His solution--as demonstrated by La foire de Gisors--was to present his intermingled colors with very fine, small brushstrokes, creating a weft that, with the counterpoint of contrasting hues, lends great vibrancy to its subject. In the present highly worked gouache depicting a lively fair in the town of Gisors, Pissarro has laid down the paint precisely and methodically--not in the tiny dots of his fellow Neo-Impressionists Seurat and Signac, but in a tapestry of alternately parallel and interlocking strokes, which produce an effect of heightened luminosity. Joachim Pissarro observed, "Even at the height of his Neo-Impressionist period, Pissarro took definite liberties with the 'scientific' rigor of the theories in which he, Seurat, and Signac shared a passionate interest... balancing, in a constant tension, rigor and improvisation, system and individual freedom, science and poetry" (ibid., p. 221).
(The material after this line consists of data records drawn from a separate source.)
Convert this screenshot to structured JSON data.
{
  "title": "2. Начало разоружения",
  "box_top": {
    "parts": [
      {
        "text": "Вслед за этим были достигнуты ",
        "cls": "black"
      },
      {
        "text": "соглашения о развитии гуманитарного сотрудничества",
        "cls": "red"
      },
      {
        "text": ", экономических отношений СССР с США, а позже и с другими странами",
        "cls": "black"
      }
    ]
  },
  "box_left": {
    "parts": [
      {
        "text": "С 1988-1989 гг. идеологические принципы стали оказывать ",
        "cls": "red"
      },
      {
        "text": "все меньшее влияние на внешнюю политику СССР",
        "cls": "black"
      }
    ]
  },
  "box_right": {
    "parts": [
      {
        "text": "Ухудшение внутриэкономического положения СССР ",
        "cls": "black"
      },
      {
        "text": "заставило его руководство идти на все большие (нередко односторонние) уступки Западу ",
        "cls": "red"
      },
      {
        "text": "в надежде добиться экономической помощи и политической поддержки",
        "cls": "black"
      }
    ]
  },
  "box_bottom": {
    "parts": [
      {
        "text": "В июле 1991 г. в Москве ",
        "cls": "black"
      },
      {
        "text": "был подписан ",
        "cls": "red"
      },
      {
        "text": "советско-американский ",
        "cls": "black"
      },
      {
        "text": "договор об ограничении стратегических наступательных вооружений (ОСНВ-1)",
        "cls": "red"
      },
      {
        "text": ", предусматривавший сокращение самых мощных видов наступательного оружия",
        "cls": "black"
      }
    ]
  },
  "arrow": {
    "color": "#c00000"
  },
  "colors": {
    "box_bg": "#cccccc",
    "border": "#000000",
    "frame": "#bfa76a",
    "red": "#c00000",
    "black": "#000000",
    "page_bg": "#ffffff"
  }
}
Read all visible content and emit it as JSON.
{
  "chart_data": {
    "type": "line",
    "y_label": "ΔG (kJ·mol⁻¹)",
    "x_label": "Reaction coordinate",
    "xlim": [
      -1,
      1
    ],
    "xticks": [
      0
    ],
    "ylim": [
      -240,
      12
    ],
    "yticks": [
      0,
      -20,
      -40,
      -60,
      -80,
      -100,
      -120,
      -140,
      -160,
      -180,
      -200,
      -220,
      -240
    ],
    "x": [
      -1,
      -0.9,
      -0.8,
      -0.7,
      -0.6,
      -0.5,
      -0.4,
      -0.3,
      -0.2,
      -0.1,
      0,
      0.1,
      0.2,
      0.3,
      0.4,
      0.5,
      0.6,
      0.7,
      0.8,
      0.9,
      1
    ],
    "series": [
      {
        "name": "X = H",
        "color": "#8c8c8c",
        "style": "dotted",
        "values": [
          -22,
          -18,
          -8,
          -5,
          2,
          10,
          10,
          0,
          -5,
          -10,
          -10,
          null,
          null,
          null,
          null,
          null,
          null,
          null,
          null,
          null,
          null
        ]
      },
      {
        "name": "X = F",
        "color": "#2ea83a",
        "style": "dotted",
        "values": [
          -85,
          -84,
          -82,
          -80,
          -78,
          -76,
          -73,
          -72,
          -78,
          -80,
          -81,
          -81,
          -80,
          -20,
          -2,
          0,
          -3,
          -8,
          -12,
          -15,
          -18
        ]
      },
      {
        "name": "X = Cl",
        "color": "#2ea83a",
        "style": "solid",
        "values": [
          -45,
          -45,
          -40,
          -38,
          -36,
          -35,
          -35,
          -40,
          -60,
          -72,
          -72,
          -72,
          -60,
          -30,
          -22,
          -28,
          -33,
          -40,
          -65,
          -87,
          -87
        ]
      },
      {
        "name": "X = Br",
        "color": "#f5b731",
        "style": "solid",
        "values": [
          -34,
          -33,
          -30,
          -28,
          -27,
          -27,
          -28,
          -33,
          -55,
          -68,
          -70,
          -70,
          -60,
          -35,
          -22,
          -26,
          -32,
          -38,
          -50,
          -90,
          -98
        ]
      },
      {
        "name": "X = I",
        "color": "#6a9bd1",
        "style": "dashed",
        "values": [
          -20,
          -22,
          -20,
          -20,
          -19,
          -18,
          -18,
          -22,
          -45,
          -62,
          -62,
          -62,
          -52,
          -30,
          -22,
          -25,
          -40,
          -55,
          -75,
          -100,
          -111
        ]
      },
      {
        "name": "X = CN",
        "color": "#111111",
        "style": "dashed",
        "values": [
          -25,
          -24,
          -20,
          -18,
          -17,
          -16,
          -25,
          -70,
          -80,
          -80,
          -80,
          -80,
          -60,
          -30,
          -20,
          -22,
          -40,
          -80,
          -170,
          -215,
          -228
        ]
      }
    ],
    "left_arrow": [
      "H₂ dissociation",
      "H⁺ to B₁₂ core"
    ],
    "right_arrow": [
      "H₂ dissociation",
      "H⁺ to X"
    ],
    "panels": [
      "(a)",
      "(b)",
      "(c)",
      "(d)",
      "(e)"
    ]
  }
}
In 1887, the influential critic Felix Fénéon described the general effect of Neo-Impressionist painting but may as well have referenced the present lot when he stated, "A distance of two steps--and all these variously colored drops melt into undulant luminous masses; the fabrication, one could say, fades away; the eye is attracted only by that which is the essence of painting" (quoted in M. Ward, Pissarro, Neo-Impressionism and the Spaces of the Avant-Garde, Chicago, 1996, p. 91).